Abstract

Among multiple causes of tracheobronchial rent, most common is iatrogenic factor. Whenever there is surprise evidence of bronchial wall tear while doing lung surgery, tracheal tube extubation and postoperative management pose a challenge. We report a 16-year-old girl, weighing 27kg, a case of pulmonary Koch's who presented with hydropneumothorax on left side. She had a prolonged course on mechanical ventilation, was gradually weaned off and extubated in intensive care unit (ICU) with implantable cardioverter defibrillator (ICD) in-situ. However, chest X-ray continued to show loss of bronchovascular markings and high-resolution computed tomography (HRCT) thorax revealed multiple cavitatory lesions, hydropneumothorax from upper to lower lobe, ground glass opacities on left side and mediastinal shift towards right side. Hence, she was posted for left lung decortication.
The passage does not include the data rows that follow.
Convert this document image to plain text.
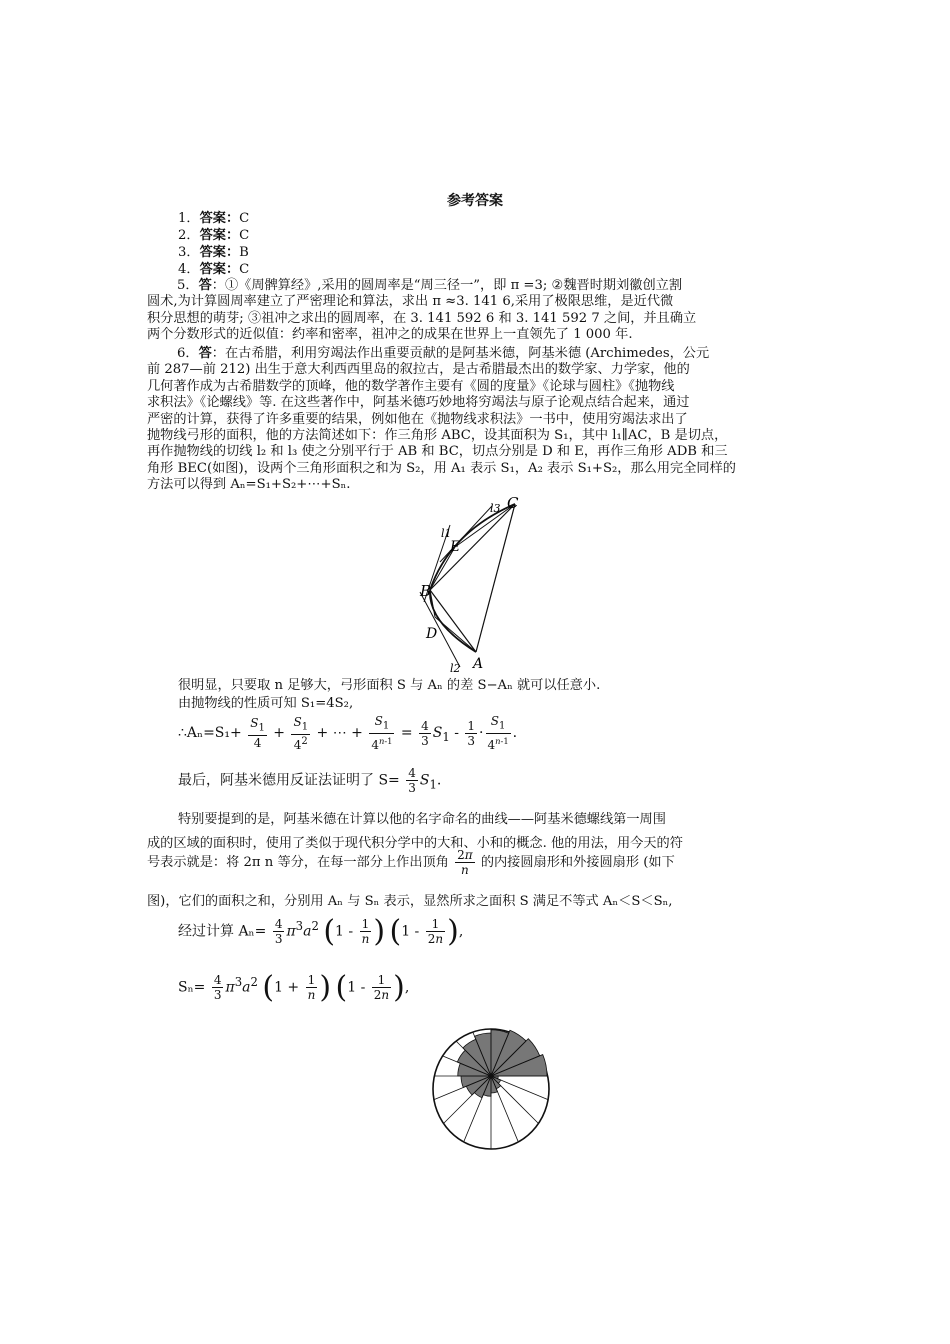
参考答案
1．答案：C
2．答案：C
3．答案：B
4．答案：C

5．答：①《周髀算经》,采用的圆周率是“周三径一”，即 π =3; ②魏晋时期刘徽创立割

圆术,为计算圆周率建立了严密理论和算法，求出 π ≈3. 141 6,采用了极限思维，是近代微

积分思想的萌芽; ③祖冲之求出的圆周率，在 3. 141 592 6 和 3. 141 592 7 之间，并且确立

两个分数形式的近似值：约率和密率，祖冲之的成果在世界上一直领先了 1 000 年.

6．答：在古希腊，利用穷竭法作出重要贡献的是阿基米德，阿基米德 (Archimedes，公元

前 287—前 212) 出生于意大利西西里岛的叙拉古，是古希腊最杰出的数学家、力学家，他的

几何著作成为古希腊数学的顶峰，他的数学著作主要有《圆的度量》《论球与圆柱》《抛物线

求积法》《论螺线》等. 在这些著作中，阿基米德巧妙地将穷竭法与原子论观点结合起来，通过

严密的计算，获得了许多重要的结果，例如他在《抛物线求积法》一书中，使用穷竭法求出了

抛物线弓形的面积，他的方法简述如下：作三角形 ABC，设其面积为 S₁，其中 l₁∥AC，B 是切点，

再作抛物线的切线 l₂ 和 l₃ 使之分别平行于 AB 和 BC，切点分别是 D 和 E，再作三角形 ADB 和三

角形 BEC(如图)，设两个三角形面积之和为 S₂，用 A₁ 表示 S₁，A₂ 表示 S₁+S₂，那么用完全同样的

方法可以得到 Aₙ=S₁+S₂+⋯+Sₙ.

C
l3
l1
E
B
D
l2 A
很明显，只要取 n 足够大，弓形面积 S 与 Aₙ 的差 S−Aₙ 就可以任意小.
由抛物线的性质可知 S₁=4S₂,
∴Aₙ=S₁+ $\frac{S_1}{4} + \frac{S_1}{4^2}$ + ⋯ + $\frac{S_1}{4^{n-1}} = \frac{4}{3} S_1 - \frac{1}{3} \cdot \frac{S_1}{4^{n-1}}$ .
最后，阿基米德用反证法证明了 $S= \frac{4}{3} S_1$.
特别要提到的是，阿基米德在计算以他的名字命名的曲线——阿基米德螺线第一周围
成的区域的面积时，使用了类似于现代积分学中的大和、小和的概念. 他的用法，用今天的符
号表示就是：将 2π n 等分，在每一部分上作出顶角 $\frac{2\pi}{n}$ 的内接圆扇形和外接圆扇形 (如下
图)，它们的面积之和，分别用 Aₙ 与 Sₙ 表示，显然所求之面积 S 满足不等式 Aₙ＜S＜Sₙ,
经过计算 $A_n= \frac{4}{3} \pi^3a^2$ ($1 - \frac{1}{n}$ ) ($1 - \frac{1}{2n}$ ),
$S_n= \frac{4}{3} \pi^3a^2$ ($1 + \frac{1}{n}$ ) ($1 - \frac{1}{2n}$ ),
Decortication was done using one lung ventilation protocol with 28 Fr left sided double-lumen endobronchial tube (DLT). While checking for leaks before closure, it was noted that exhaled tidal volume was unacceptably low and a rent on left main bronchus of around 2x2 cm with scarred borders was detected. The rent was repaired with tissue patch suturing by the surgeons. After the procedure, DLT was exchanged with endotracheal tube (ETT) no 6. Patient was managed with elective ventilation post-operatively in ICU for 48 hours and extubated uneventfully. A vigilant monitoring of vital parameters and close communication with surgeons is important for detecting and managing any perioperative complication during lung surgery. Elective ventilation could play a significant role for healing a big rent in trachea-bronchial area.